Reverse lunge – left leg

Do: 10

  1. Start with your feet hip-width apart. Keep your back straight and engage your core muscles.

  2. Step back with your right leg, and lower your body until your left knee is bent at 90 degrees.

  3. Step back to the starting position, then repeat on the same side.

Jumping jacks

Do: 25

  1. Start with your legs together and your arms down at your sides.

  2. Jump to spread your legs and simultaneously swing your arms above your head. Jump back to the starting position and repeat.

Calf raises

Do: 25 each side

  1. Stand with feet hip-width apart. Bend your left knee and raise your left foot slightly off the floor.

  2. Shift your weight to the ball or your right foot and raise your right heel off the ground until you’re standing on your toes. Lower back down and repeat 25 times before switching sides.

Press-up

Do: Drop set

  • 10 reps

  • Rest 1 min

  • 8 reps

  • Rest 50 sec

  • 6 reps

  • Rest 40 sec

  • 4 reps

  • Rest 30

  • 2 reps

  • Rest 10 sec

  1. Get into plank position, with your hands under but slightly outside of your shoulders. Lower your body until your chest nearly touches the floor.

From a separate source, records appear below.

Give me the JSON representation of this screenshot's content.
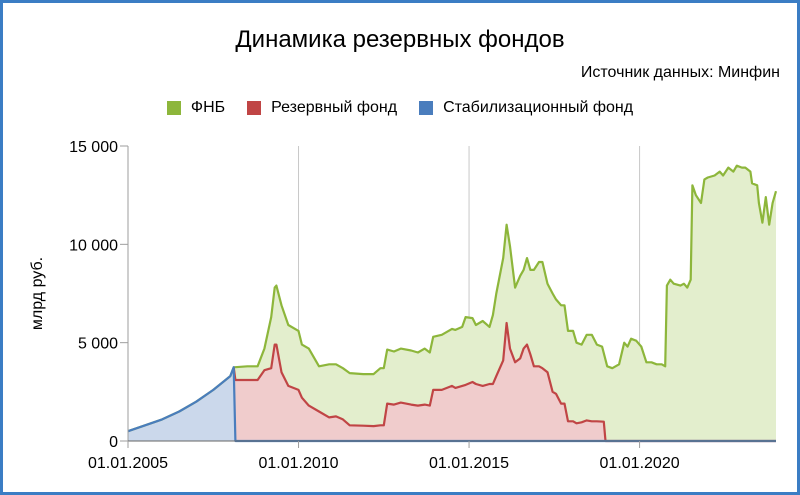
{
  "chart_data": {
    "type": "area",
    "title": "Динамика резервных фондов",
    "subtitle": "Источник данных: Минфин",
    "ylabel": "млрд руб.",
    "xlabel": "",
    "xlim": [
      2005.0,
      2024.0
    ],
    "ylim": [
      0,
      15000
    ],
    "y_ticks": [
      0,
      5000,
      10000,
      15000
    ],
    "y_tick_labels": [
      "0",
      "5 000",
      "10 000",
      "15 000"
    ],
    "x_ticks": [
      2005.0,
      2010.0,
      2015.0,
      2020.0
    ],
    "x_tick_labels": [
      "01.01.2005",
      "01.01.2010",
      "01.01.2015",
      "01.01.2020"
    ],
    "grid": "vertical",
    "legend_position": "top",
    "series": [
      {
        "name": "ФНБ",
        "line_color": "#8db63b",
        "fill_color": "#e3eecd",
        "points": [
          [
            2005.0,
            500
          ],
          [
            2005.5,
            800
          ],
          [
            2006.0,
            1100
          ],
          [
            2006.5,
            1500
          ],
          [
            2007.0,
            2000
          ],
          [
            2007.5,
            2600
          ],
          [
            2008.0,
            3300
          ],
          [
            2008.1,
            3750
          ],
          [
            2008.5,
            3800
          ],
          [
            2008.7,
            3800
          ],
          [
            2008.8,
            3800
          ],
          [
            2009.0,
            4700
          ],
          [
            2009.2,
            6300
          ],
          [
            2009.3,
            7800
          ],
          [
            2009.35,
            7900
          ],
          [
            2009.5,
            6900
          ],
          [
            2009.7,
            5900
          ],
          [
            2010.0,
            5600
          ],
          [
            2010.1,
            4900
          ],
          [
            2010.3,
            4700
          ],
          [
            2010.6,
            3800
          ],
          [
            2010.9,
            3900
          ],
          [
            2011.1,
            3900
          ],
          [
            2011.3,
            3700
          ],
          [
            2011.5,
            3450
          ],
          [
            2011.9,
            3400
          ],
          [
            2012.2,
            3400
          ],
          [
            2012.4,
            3700
          ],
          [
            2012.5,
            3700
          ],
          [
            2012.6,
            4650
          ],
          [
            2012.8,
            4550
          ],
          [
            2013.0,
            4700
          ],
          [
            2013.3,
            4600
          ],
          [
            2013.5,
            4500
          ],
          [
            2013.7,
            4700
          ],
          [
            2013.85,
            4500
          ],
          [
            2013.95,
            5300
          ],
          [
            2014.2,
            5400
          ],
          [
            2014.5,
            5700
          ],
          [
            2014.6,
            5650
          ],
          [
            2014.8,
            5800
          ],
          [
            2014.9,
            6300
          ],
          [
            2015.1,
            6250
          ],
          [
            2015.2,
            5900
          ],
          [
            2015.4,
            6100
          ],
          [
            2015.6,
            5800
          ],
          [
            2015.7,
            6400
          ],
          [
            2015.8,
            7500
          ],
          [
            2016.0,
            9300
          ],
          [
            2016.1,
            11000
          ],
          [
            2016.2,
            9900
          ],
          [
            2016.35,
            7800
          ],
          [
            2016.5,
            8400
          ],
          [
            2016.6,
            8700
          ],
          [
            2016.7,
            9300
          ],
          [
            2016.8,
            8700
          ],
          [
            2016.9,
            8700
          ],
          [
            2017.05,
            9100
          ],
          [
            2017.15,
            9100
          ],
          [
            2017.3,
            8000
          ],
          [
            2017.45,
            7500
          ],
          [
            2017.55,
            7200
          ],
          [
            2017.7,
            6900
          ],
          [
            2017.8,
            6900
          ],
          [
            2017.9,
            5600
          ],
          [
            2018.05,
            5600
          ],
          [
            2018.15,
            5000
          ],
          [
            2018.3,
            4900
          ],
          [
            2018.45,
            5400
          ],
          [
            2018.6,
            5400
          ],
          [
            2018.75,
            4900
          ],
          [
            2018.9,
            4800
          ],
          [
            2019.05,
            3800
          ],
          [
            2019.2,
            3700
          ],
          [
            2019.4,
            3900
          ],
          [
            2019.55,
            5000
          ],
          [
            2019.65,
            4800
          ],
          [
            2019.75,
            5200
          ],
          [
            2019.9,
            5100
          ],
          [
            2020.05,
            4800
          ],
          [
            2020.2,
            4000
          ],
          [
            2020.35,
            4000
          ],
          [
            2020.5,
            3900
          ],
          [
            2020.65,
            3900
          ],
          [
            2020.75,
            3800
          ],
          [
            2020.8,
            7900
          ],
          [
            2020.9,
            8200
          ],
          [
            2021.0,
            8000
          ],
          [
            2021.2,
            7900
          ],
          [
            2021.3,
            8000
          ],
          [
            2021.4,
            7800
          ],
          [
            2021.5,
            8200
          ],
          [
            2021.55,
            13000
          ],
          [
            2021.65,
            12500
          ],
          [
            2021.8,
            12100
          ],
          [
            2021.9,
            13300
          ],
          [
            2022.0,
            13400
          ],
          [
            2022.2,
            13500
          ],
          [
            2022.35,
            13700
          ],
          [
            2022.45,
            13500
          ],
          [
            2022.6,
            13900
          ],
          [
            2022.75,
            13700
          ],
          [
            2022.85,
            14000
          ],
          [
            2023.0,
            13900
          ],
          [
            2023.1,
            13900
          ],
          [
            2023.25,
            13700
          ],
          [
            2023.3,
            13100
          ],
          [
            2023.45,
            13000
          ],
          [
            2023.5,
            12100
          ],
          [
            2023.6,
            11100
          ],
          [
            2023.7,
            12400
          ],
          [
            2023.8,
            11000
          ],
          [
            2023.9,
            12100
          ],
          [
            2024.0,
            12700
          ]
        ]
      },
      {
        "name": "Резервный фонд",
        "line_color": "#c04545",
        "fill_color": "#f0cccc",
        "points": [
          [
            2008.1,
            3750
          ],
          [
            2008.15,
            3100
          ],
          [
            2008.5,
            3100
          ],
          [
            2008.7,
            3100
          ],
          [
            2008.8,
            3100
          ],
          [
            2009.0,
            3600
          ],
          [
            2009.2,
            3700
          ],
          [
            2009.3,
            4900
          ],
          [
            2009.35,
            4900
          ],
          [
            2009.5,
            3500
          ],
          [
            2009.7,
            2800
          ],
          [
            2010.0,
            2600
          ],
          [
            2010.1,
            2200
          ],
          [
            2010.3,
            1800
          ],
          [
            2010.6,
            1500
          ],
          [
            2010.9,
            1200
          ],
          [
            2011.1,
            1250
          ],
          [
            2011.3,
            1100
          ],
          [
            2011.5,
            800
          ],
          [
            2011.9,
            780
          ],
          [
            2012.2,
            760
          ],
          [
            2012.4,
            800
          ],
          [
            2012.5,
            800
          ],
          [
            2012.6,
            1900
          ],
          [
            2012.8,
            1850
          ],
          [
            2013.0,
            1950
          ],
          [
            2013.3,
            1850
          ],
          [
            2013.5,
            1800
          ],
          [
            2013.7,
            1850
          ],
          [
            2013.85,
            1800
          ],
          [
            2013.95,
            2600
          ],
          [
            2014.2,
            2600
          ],
          [
            2014.5,
            2800
          ],
          [
            2014.6,
            2700
          ],
          [
            2014.8,
            2800
          ],
          [
            2014.9,
            2850
          ],
          [
            2015.1,
            3000
          ],
          [
            2015.2,
            2900
          ],
          [
            2015.4,
            2800
          ],
          [
            2015.6,
            2900
          ],
          [
            2015.7,
            2900
          ],
          [
            2015.8,
            3300
          ],
          [
            2016.0,
            4100
          ],
          [
            2016.1,
            6000
          ],
          [
            2016.2,
            4700
          ],
          [
            2016.35,
            4000
          ],
          [
            2016.5,
            4200
          ],
          [
            2016.6,
            4700
          ],
          [
            2016.7,
            4900
          ],
          [
            2016.8,
            4400
          ],
          [
            2016.9,
            3800
          ],
          [
            2017.05,
            3800
          ],
          [
            2017.15,
            3700
          ],
          [
            2017.3,
            3500
          ],
          [
            2017.45,
            2500
          ],
          [
            2017.55,
            2400
          ],
          [
            2017.7,
            1900
          ],
          [
            2017.8,
            1900
          ],
          [
            2017.9,
            1000
          ],
          [
            2018.05,
            1000
          ],
          [
            2018.15,
            900
          ],
          [
            2018.3,
            950
          ],
          [
            2018.45,
            1050
          ],
          [
            2018.6,
            1000
          ],
          [
            2018.75,
            1000
          ],
          [
            2018.95,
            980
          ],
          [
            2019.0,
            0
          ],
          [
            2024.0,
            0
          ]
        ]
      },
      {
        "name": "Стабилизационный фонд",
        "line_color": "#4a7dbd",
        "fill_color": "#cbd8eb",
        "points": [
          [
            2005.0,
            500
          ],
          [
            2005.5,
            800
          ],
          [
            2006.0,
            1100
          ],
          [
            2006.5,
            1500
          ],
          [
            2007.0,
            2000
          ],
          [
            2007.5,
            2600
          ],
          [
            2008.0,
            3300
          ],
          [
            2008.1,
            3750
          ],
          [
            2008.15,
            0
          ],
          [
            2024.0,
            0
          ]
        ]
      }
    ]
  }
}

  2. As you lower yourself, tuck your elbows, pulling them close to your body so that your upper arms form a 45-degree angle when your torso is in the bottom position of the move.

  3. Pause, then push back to the starting position as quickly as possible. Keep your core braced the entire time. Drop down to your knees if you need to, but make sure your weight is shifted forwards.

Plank

Do: Hold for as long as possible, 3 times

  1. From a press-up position, bend elbows and rest your weight on your forearms.

  2. Keeping your body in a straight line, brace your core and hold for as long as you can.